Problems with the instant messaging app were reported by monitoring site Downdetector and user complaints on social media on Tuesday morning.
Downdetector said thousands of WhatsApp users had been reporting problems since 0717 GMT, with a sharp spike appearing on its dedicated chart covering the past 24 hours.
WhatsApp's parent company Meta said it was working to restore the service "as quickly as possible" before resolving the problem later on Tuesday.
"We know people had trouble sending messages on WhatsApp today. We've fixed the issue and apologise for any inconvenience," a Meta spokesman told AFP.
Social media users said they had been unable to connect to the app or send any messages, although some reported a restoration of the service at around 0850 GMT.
The hashtag #whatsappdown was one of the most trending on Twitter across the world on Tuesday, while millions of messages on Meta-owned photo-sharing platform Instagram also flagged the outage.
Some Twitter users tried to find a funny side to the technical trouble, joking that Twitter would seek to exploit the situation and gain a flurry of new connections in the coming hours.

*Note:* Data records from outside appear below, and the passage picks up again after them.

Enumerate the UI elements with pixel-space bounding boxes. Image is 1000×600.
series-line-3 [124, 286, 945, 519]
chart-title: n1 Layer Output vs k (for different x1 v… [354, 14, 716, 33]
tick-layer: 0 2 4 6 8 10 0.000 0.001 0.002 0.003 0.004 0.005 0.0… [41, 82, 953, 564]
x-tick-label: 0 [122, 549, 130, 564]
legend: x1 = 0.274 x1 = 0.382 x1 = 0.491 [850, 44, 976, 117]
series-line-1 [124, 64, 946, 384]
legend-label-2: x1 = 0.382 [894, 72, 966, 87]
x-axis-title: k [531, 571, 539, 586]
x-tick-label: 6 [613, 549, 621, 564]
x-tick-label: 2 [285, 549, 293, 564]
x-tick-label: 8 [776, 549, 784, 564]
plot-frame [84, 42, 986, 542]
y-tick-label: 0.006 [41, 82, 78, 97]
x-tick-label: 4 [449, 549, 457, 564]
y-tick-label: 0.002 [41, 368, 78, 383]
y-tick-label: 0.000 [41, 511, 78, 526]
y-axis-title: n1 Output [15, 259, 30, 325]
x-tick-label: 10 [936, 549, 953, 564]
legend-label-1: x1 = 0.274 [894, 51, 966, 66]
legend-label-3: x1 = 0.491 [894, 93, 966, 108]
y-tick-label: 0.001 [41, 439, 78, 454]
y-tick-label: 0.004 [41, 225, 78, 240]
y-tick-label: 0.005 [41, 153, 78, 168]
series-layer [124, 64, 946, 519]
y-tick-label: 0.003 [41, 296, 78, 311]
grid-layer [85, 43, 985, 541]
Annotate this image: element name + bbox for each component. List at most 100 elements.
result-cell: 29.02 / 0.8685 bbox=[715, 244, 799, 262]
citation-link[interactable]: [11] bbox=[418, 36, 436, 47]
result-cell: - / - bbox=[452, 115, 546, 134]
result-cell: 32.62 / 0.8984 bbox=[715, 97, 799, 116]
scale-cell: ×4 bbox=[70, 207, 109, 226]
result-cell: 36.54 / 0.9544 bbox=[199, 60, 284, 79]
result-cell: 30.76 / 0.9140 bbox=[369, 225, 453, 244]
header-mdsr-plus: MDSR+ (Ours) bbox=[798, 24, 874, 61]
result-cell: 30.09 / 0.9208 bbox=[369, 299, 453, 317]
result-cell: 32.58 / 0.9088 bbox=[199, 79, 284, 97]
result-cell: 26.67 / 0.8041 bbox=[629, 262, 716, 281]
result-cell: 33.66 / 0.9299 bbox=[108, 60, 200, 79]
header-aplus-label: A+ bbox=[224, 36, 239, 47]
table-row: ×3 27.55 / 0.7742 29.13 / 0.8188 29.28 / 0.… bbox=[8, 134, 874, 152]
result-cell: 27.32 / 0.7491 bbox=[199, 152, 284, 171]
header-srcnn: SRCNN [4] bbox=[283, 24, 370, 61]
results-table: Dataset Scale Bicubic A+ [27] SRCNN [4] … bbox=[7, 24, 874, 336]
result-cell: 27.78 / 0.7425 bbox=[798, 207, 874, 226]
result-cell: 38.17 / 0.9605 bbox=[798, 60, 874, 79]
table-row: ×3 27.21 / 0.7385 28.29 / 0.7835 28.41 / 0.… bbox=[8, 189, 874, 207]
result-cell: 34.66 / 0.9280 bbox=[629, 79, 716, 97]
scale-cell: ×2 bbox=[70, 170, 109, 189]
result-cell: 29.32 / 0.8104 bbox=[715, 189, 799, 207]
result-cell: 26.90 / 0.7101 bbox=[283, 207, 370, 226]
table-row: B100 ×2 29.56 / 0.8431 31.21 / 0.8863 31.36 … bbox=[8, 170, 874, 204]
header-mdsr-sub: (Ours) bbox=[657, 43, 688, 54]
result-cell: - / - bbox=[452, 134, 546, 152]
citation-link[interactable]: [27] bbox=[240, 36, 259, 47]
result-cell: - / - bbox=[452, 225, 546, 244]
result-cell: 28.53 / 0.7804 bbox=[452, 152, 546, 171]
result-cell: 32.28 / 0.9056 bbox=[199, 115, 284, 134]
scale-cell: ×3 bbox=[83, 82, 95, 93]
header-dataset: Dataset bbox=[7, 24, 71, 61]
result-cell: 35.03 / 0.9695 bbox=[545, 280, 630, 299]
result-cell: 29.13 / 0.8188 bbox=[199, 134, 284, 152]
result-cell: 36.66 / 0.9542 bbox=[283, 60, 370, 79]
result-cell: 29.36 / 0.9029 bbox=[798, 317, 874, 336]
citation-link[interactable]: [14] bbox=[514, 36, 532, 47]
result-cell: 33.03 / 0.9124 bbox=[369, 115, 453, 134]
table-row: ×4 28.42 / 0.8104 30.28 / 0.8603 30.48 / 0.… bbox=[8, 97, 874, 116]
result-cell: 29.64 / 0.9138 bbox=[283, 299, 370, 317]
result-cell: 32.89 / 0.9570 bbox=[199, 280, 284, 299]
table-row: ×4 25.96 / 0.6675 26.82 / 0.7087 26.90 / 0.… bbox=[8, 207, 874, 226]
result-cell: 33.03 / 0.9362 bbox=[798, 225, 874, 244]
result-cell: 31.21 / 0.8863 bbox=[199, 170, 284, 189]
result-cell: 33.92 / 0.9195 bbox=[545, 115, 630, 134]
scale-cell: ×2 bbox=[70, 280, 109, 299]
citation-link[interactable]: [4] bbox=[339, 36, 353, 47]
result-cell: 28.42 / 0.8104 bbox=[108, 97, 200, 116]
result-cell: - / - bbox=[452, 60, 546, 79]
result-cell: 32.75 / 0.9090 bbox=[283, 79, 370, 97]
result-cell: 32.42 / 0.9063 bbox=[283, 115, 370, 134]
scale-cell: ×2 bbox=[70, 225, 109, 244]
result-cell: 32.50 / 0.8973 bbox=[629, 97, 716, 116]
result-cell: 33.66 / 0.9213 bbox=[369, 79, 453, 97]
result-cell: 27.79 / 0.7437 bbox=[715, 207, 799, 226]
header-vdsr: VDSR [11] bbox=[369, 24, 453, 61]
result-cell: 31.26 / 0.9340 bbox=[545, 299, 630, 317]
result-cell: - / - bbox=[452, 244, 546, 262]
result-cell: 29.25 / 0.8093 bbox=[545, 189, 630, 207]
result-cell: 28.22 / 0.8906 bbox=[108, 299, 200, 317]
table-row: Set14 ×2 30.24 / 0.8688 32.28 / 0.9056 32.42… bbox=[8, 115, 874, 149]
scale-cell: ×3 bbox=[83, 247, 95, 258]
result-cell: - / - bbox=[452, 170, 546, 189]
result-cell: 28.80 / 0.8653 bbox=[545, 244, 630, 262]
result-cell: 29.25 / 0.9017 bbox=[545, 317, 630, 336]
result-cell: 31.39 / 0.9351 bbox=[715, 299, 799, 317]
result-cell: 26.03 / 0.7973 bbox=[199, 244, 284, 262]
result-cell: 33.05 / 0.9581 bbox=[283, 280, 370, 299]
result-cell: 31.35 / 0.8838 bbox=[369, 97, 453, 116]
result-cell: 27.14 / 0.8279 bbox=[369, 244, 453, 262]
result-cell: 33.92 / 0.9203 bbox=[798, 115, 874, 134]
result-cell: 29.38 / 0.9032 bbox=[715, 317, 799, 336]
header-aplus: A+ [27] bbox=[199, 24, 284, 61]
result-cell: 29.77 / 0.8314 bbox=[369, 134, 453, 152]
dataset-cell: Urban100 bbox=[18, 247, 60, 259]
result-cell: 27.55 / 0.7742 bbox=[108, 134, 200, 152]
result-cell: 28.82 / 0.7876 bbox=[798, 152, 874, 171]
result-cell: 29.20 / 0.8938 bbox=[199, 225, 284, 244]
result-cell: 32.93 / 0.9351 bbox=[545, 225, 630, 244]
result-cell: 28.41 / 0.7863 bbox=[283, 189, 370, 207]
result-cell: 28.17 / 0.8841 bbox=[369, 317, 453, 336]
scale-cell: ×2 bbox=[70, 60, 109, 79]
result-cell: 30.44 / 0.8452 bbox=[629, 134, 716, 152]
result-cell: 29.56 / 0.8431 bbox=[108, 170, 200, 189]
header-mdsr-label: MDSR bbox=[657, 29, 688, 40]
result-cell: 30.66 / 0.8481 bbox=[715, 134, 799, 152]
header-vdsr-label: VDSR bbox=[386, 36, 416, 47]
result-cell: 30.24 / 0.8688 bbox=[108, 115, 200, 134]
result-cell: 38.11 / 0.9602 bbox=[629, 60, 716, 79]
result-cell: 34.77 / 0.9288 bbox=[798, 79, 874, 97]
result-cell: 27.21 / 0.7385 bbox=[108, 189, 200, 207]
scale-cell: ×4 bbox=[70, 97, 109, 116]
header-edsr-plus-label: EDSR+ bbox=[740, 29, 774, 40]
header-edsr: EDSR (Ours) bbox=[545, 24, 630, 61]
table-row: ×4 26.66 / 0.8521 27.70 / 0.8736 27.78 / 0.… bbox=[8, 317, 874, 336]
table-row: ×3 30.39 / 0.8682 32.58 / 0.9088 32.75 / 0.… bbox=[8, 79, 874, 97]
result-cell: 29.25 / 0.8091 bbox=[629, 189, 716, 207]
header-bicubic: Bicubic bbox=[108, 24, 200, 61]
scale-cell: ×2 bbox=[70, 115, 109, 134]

The origin of the outage is unclear.
- Meta outages -
Meta -- formerly known as Facebook -- suffered an unprecedented outage last year affecting its leading social media platforms including Facebook, Instagram, WhatsApp and Messenger.
The duration and scale of the disruption to the four services used by billions of people led to a major incident that Downdetector described as one of the largest ever observed.
At the time, Facebook acknowledged that the incident was due to an error on their part and was not a technical problem.
WhatsApp, a free messaging service, crossed the threshold of two billion users worldwide in February 2020 and is one of the most popular apps.
Facebook renamed itself Meta a year ago, to signal its pivot to building its vision for an interactive virtual and augmented reality world that it sees as the future.
But Meta has been undergoing a difficult period financially due to dropping advertising revenues and fierce competition from other platforms such as TikTok, whose popularity has exploded among social media users.